The G.H. von Mumm estate was launched in 1811, when Gottlieb Mumm presciently purchased the entire harvest of Schloss Johannisberg in what turned out to be one of the greatest European vintages of the early 19th Century. Two hundred years later, the estate consists of 161 acres of vines in 16 prime sites in the Rheingau, 85 percent of the acreage devoted to riesling. If the nomenclature “G.H.” and “Mumm” look familiar, Gottlieb and his two brothers and two other partners founded a little company in Champagne in 1827 that would become G.H. Mumm, named after Gottlieb’s son and famous for the unmistakeable diagonal red stripe; the Champagne house has been owned since 2005 by Pernod Ricard, taken in its acquisition of Allied-Domecq. The Mumm family has not owned the German estate since 1918.

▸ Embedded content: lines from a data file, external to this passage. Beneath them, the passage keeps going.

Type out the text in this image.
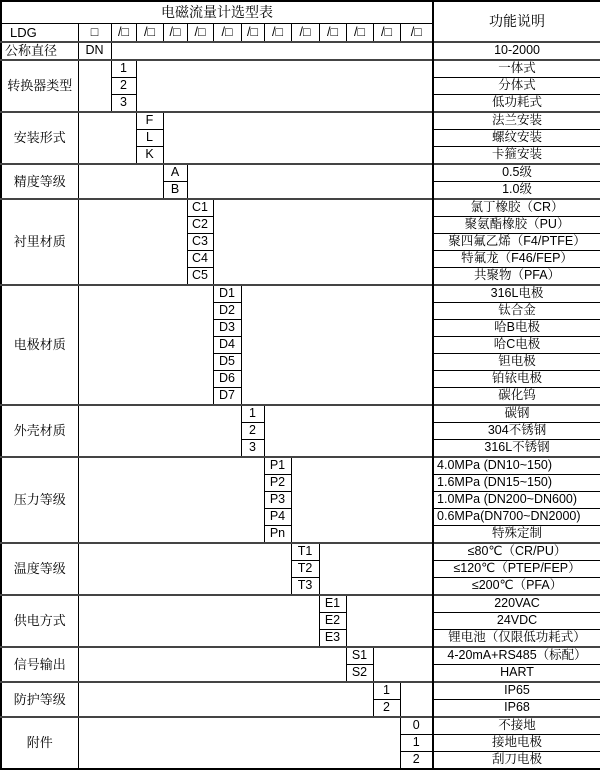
电磁流量计选型表														功能说明
LDG	□	/□	/□	/□	/□	/□	/□	/□	/□	/□	/□	/□	/□	
公称直径	DN													10-2000
转换器类型		1												一体式
		2												分体式
		3												低功耗式
安装形式			F											法兰安装
			L											螺纹安装
			K											卡箍安装
精度等级				A										0.5级
				B										1.0级
衬里材质					C1									氯丁橡胶（CR）
					C2									聚氨酯橡胶（PU）
					C3									聚四氟乙烯（F4/PTFE）
					C4									特氟龙（F46/FEP）
					C5									共聚物（PFA）
电极材质						D1								316L电极
						D2								钛合金
						D3								哈B电极
						D4								哈C电极
						D5								钽电极
						D6								铂铱电极
						D7								碳化钨
外壳材质							1							碳钢
							2							304不锈钢
							3							316L不锈钢
压力等级								P1						4.0MPa (DN10~150)
								P2						1.6MPa (DN15~150)
								P3						1.0MPa (DN200~DN600)
								P4						0.6MPa(DN700~DN2000)
								Pn						特殊定制
温度等级									T1					≤80℃（CR/PU）
									T2					≤120℃（PTEP/FEP）
									T3					≤200℃（PFA）
供电方式										E1				220VAC
										E2				24VDC
										E3				锂电池（仅限低功耗式）
信号输出											S1			4-20mA+RS485（标配）
											S2			HART
防护等级												1		IP65
												2		IP68
附件													0	不接地
													1	接地电极
													2	刮刀电极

But enough history! Our concern today is with the Wine of the Week, the G.H. von Mumm 50 degree Riesling Trocken 2011, Rheingau, produced under the watchful eye of present estate director Christian Witte. “Trocken” indicates a dry wine, and while even some German wines so designated can taste a little sweet, at least at the first sips, this example is the true bone-dry, limestone-dry, flint-dry. The wine is titled in honor of the 50th parallel that runs right through the vineyards of the Rheingau. Ephemeral elements of lime peel and grapefruit and elusive touches of lychee and jasmine characterize a bouquet that teems with limestone-like mineral qualities that go on to dominate the flavors of spicy and slightly roasted stone-fruit — peaches and yellow plums –and lend the wine a scintillating and steely sheen, all abetted by whiplash acidity of crystalline intensity. Yes, you feel the vibrancy and resonance all the way down through the somewhat austere but deeply refreshing finish. Now don’t mistake the G.H. von Mumm 50 degree Riesling Trocken 2011 for a multi-layered, nuance-filled wine; this is an entry-level riesling that displays all the necessary qualities in fairly simple direct and tasty form. We drank this one night with seared swordfish, covered with cracked black pepper and chile maresh, and it was terrific. 12 percent alcohol. Very Good+. About $13, representing Great Value.

Imported by Riondo USA, Allendale, N.J. A sample for review.